Burada yaşayan mühendis arkadaşım Matyev ve balerin sevgilisi Rita beni masada karşılıyorlar. Masaya oturup derin bir nefes aldıktan sonra çantamı nereye koysam diye aranıyorum. Bizim masamızla ilgilenen garsonumuz Evgeniy Prud ayakları hafif yüksek üstü açık ahşap ufak bir sandığı yanıma yere koyarken, eğilip, kibarca “Çantanız ve eldivenleriniz için” diyor. Soğuk havanın gerginleştirdiği yanaklarım ve alnım acısa da gülümsüyorum. “Ne sipariş versek?” konuşmaları sırasında önüme konan, Şef Andre Machov’un 19. yüzyıldan kalma tarifleri esas alarak hazırladığı Rus mutfağı ağırlıklı yirmibeş sayfalık menüye boş gözlerle bakıyorum. Durumu fark eden Matyev yemek seçimini üstlenince rahatlıyorum. “Klasik Rus mutfağını deneyeceksin” diyor bana.

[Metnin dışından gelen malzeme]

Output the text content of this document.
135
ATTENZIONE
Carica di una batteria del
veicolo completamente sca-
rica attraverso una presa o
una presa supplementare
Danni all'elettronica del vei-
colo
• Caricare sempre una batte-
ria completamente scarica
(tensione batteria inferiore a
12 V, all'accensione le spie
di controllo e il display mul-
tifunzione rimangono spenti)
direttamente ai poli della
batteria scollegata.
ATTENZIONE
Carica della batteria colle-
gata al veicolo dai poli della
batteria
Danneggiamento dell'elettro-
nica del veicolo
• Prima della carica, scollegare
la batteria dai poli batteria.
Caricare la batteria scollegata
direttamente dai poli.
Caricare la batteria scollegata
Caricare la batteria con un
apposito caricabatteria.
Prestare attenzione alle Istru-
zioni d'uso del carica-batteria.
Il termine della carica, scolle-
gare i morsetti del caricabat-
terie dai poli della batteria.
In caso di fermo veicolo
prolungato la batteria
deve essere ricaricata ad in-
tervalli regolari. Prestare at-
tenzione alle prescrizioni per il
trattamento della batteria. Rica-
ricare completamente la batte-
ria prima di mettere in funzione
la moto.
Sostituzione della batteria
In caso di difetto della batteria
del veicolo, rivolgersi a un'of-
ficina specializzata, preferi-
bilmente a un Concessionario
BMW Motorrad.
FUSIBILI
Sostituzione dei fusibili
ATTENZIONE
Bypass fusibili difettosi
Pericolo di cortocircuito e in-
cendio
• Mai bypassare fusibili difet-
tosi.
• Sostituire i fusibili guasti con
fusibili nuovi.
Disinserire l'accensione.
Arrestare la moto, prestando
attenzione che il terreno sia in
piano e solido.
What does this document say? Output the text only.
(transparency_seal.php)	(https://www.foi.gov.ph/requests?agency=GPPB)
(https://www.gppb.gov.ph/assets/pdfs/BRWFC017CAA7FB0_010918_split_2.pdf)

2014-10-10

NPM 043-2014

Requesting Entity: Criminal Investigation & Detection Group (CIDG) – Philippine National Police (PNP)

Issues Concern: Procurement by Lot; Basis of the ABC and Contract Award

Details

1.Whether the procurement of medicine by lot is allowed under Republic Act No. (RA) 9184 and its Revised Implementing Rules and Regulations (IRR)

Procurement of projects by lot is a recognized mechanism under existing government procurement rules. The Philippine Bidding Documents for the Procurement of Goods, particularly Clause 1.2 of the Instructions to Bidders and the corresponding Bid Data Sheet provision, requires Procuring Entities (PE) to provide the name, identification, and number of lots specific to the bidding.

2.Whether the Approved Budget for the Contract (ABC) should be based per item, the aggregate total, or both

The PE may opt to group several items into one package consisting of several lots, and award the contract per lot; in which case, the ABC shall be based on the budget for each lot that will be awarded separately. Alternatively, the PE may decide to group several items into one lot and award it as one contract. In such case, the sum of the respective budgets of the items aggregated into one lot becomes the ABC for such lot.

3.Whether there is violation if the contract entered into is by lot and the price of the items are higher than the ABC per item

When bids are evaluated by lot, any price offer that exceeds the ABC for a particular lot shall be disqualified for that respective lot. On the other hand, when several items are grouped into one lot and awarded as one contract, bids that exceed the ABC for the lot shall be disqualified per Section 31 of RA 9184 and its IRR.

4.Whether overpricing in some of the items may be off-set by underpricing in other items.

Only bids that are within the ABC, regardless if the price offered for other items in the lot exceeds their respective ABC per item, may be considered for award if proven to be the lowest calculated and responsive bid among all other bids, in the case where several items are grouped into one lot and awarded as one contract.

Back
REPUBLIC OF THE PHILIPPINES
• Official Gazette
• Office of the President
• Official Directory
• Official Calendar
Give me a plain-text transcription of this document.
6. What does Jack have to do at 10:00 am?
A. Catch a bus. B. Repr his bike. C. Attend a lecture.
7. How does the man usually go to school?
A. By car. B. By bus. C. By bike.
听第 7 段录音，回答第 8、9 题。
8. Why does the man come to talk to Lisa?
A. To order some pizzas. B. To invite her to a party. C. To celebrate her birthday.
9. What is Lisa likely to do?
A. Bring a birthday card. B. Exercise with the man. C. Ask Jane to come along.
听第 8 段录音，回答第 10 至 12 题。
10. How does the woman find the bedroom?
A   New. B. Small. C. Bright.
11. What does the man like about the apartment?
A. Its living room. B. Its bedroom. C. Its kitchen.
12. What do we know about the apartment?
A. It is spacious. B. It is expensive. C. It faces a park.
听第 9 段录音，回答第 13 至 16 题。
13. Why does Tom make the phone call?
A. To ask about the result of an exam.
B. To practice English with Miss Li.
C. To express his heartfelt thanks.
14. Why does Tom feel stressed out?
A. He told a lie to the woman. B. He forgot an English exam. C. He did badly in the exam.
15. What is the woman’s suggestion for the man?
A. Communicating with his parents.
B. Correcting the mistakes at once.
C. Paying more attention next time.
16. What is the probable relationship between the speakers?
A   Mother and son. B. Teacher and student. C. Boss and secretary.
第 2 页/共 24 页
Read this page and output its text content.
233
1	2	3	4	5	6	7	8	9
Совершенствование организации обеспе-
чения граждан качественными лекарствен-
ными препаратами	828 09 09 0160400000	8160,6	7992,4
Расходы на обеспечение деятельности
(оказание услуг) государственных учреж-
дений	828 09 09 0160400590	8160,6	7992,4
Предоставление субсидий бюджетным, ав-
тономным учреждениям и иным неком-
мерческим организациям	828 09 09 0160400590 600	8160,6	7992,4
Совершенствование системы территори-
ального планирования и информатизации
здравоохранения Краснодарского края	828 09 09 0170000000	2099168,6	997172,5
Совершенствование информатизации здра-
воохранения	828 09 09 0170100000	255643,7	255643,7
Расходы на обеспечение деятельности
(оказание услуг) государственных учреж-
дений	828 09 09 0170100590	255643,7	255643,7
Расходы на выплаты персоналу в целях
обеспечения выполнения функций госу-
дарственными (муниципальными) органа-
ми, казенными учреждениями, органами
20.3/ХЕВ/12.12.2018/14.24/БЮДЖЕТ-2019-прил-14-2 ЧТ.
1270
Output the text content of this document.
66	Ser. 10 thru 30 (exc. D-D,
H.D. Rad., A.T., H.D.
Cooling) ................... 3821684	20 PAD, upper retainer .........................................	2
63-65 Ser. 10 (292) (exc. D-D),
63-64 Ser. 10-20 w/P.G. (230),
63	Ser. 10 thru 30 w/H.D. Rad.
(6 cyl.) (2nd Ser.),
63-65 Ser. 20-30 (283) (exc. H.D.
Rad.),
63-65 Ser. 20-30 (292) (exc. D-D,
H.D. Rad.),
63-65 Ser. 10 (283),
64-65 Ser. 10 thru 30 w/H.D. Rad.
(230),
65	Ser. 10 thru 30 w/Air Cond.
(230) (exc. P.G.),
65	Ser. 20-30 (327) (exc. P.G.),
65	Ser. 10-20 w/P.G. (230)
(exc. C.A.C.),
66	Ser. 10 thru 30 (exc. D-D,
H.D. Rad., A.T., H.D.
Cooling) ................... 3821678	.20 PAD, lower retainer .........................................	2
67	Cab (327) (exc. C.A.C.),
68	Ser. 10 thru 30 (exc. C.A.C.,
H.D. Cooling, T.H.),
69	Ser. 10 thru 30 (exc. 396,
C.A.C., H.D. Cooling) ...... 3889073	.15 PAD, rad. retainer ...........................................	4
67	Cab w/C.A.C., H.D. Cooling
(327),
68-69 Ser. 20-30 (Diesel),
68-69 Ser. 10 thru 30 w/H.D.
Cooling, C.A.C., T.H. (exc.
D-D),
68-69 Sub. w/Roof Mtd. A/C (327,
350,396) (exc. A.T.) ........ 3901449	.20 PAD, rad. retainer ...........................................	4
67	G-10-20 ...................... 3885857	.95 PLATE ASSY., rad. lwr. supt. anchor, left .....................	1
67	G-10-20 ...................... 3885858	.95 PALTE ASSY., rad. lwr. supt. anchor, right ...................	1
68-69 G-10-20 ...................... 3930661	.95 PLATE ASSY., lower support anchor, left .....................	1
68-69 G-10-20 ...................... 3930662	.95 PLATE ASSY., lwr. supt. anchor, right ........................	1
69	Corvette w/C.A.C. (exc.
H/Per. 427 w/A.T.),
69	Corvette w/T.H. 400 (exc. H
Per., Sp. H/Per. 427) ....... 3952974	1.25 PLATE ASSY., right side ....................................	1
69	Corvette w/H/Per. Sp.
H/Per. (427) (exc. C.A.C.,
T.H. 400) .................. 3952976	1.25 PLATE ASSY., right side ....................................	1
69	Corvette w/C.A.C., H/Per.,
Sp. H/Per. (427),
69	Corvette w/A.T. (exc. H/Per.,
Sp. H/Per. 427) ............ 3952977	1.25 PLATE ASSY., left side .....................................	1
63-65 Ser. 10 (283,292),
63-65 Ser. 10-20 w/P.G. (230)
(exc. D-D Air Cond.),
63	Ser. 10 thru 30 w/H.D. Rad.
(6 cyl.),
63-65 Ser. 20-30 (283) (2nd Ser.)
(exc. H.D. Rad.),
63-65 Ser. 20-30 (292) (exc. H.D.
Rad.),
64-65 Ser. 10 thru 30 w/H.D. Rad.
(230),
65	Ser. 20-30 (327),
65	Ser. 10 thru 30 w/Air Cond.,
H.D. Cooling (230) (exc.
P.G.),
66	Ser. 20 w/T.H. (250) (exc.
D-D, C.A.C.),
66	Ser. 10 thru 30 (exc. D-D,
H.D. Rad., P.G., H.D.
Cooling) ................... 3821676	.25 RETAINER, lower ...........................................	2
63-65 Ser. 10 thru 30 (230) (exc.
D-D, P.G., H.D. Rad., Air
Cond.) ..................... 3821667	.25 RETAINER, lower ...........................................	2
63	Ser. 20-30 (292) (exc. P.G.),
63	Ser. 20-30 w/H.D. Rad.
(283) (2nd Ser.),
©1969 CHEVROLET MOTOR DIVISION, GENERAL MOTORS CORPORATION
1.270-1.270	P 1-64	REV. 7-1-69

Matyev sipariş verirken ben de ilk defa etrafı inceleyecek fırsatı yakalıyorum. Aplikler ve büyük parıltılı avizeler ile loş bir şekilde aydınlatılmış yüksek tavanlı yemek salonunun kartonpiyer süslemeli duvarlarında kocaman antika saatler asılı. Eczane Salonu’nda hakim renk kırmızı. Sabah saatlerinde önce Sovyetler Birliği döneminde karargah ve günümüzde Rusya devlet başkanının konutu olan Kremlin’i gezdim. Sonrasında ise Rus Devleti’nin yükselişi ve gelişmesi sürecine ait dört milyondan fazla eser barındıran Milli Tarih Müzesi’nde dolaştım. Bu iki tarihi bina da şehrin sembolü olan zamanında çarların konuşma yaptığı, gösterilerin, geçit törenlerinin yapıldığı ünlü Kızıl Meydan’da bulunuyor. Kızıl ve kırmızının Ruslar için ne kadar önemli olduğunu ve bu rengin “güzel” şeyleri ifade ettiğini bu gezi sırasında öğreniyorum. Bu sebeple, Cafe Pushkin’in alt kattaki salonunda masa örtülerinin, Amerikan servislerinin, peçetelerin, hatta kadife kaplı sandalyelerin bile kırmızı olmasına şaşırmıyorum. Kadın ve erkek garsonların ve diğer personelin de kırmızı ağırlıklı geleneksel Rus kıyafetleri giydiğini not ediyorum.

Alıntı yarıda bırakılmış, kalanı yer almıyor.